A must-do experience in Israel, the Western Wall Tunnels in the Old City of Jerusalem take you on a journey through the lighted ancient underground passageways and water reservoirs between the holy site and the ancient city of David.
Hiding a greater portion of the Western Wall than that found at the famous above-ground site, the tunnels also reveal the history behind how the Second Temple was built, what occurred when it was destroyed, and an explanation on what remains today.
You need to book a tour in advance to this eye-opening look into 2,000 years of history.
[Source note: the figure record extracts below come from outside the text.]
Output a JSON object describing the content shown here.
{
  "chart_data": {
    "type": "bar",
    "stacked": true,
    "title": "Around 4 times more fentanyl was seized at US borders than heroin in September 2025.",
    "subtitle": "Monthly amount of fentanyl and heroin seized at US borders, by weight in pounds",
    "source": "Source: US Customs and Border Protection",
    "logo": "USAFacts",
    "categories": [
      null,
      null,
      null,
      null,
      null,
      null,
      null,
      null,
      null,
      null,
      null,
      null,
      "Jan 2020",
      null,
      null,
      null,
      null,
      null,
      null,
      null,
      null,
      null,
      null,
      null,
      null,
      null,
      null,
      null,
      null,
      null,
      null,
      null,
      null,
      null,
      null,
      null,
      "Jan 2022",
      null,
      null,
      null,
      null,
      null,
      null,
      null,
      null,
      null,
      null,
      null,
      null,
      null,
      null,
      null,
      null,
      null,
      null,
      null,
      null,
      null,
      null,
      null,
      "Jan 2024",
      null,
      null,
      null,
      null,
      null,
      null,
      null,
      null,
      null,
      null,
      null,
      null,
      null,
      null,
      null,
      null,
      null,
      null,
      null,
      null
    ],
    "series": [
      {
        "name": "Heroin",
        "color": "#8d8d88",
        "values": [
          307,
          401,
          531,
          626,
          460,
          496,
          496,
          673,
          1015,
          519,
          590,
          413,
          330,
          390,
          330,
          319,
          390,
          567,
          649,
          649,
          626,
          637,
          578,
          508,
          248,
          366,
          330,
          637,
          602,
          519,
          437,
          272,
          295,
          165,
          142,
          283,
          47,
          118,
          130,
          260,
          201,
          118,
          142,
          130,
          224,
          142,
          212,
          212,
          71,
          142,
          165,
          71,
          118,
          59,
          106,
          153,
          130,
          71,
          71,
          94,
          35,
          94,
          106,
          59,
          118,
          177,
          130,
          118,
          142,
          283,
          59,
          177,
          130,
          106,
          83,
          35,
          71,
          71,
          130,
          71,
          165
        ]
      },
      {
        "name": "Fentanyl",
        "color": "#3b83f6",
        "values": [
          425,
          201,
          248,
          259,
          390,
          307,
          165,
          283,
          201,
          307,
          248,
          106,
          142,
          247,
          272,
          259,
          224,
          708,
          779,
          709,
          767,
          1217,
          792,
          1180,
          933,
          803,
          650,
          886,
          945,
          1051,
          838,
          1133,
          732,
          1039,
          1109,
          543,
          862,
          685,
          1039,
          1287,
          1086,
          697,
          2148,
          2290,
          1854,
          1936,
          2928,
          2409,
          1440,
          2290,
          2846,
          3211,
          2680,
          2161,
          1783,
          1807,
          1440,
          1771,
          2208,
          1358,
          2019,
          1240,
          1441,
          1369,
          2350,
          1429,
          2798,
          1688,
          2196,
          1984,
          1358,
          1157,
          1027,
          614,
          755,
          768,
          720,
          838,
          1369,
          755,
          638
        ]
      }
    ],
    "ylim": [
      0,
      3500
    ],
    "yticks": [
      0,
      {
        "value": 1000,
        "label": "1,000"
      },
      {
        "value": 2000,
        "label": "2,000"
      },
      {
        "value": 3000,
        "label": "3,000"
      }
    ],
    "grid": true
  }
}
An Israel-based company that utilizes a community of users’ recommendations for interactive experiences mapped out using markers on Google Maps (scroll the map to find the spots), Steps app allows you to take advantage of the local user’s knowledge, be it for finding the best street food, hiking trails, or favorite bars.
You can use Steps to find Israel’s natural springs spread out throughout the country. Download the app to find the map under the Hebrew for “Springs Map”(the first item to appear when you search for the term “Springs”).
Manmade or naturally occurring, natural springs were used by our ancestors as fresh water sources, bathing pools, and mikvehs, and are pieces of living history that connect us to the past. Plus, they can be a godsend when travelling around in the hot climate.
Below ground at Beit Guvrin-Maresha National Park near Beit Shemesh, Dig for a Day lets visitors participate in an active archeological excavation of a site from the time of the Maccabees.
Participants dig through and sift the material in the ancient caves, before examining displays of significant and rare shards at the site’s pottery shed. You’ll also travel through the unexcavated caves and ancient sites of what was once a flourishing biblical city.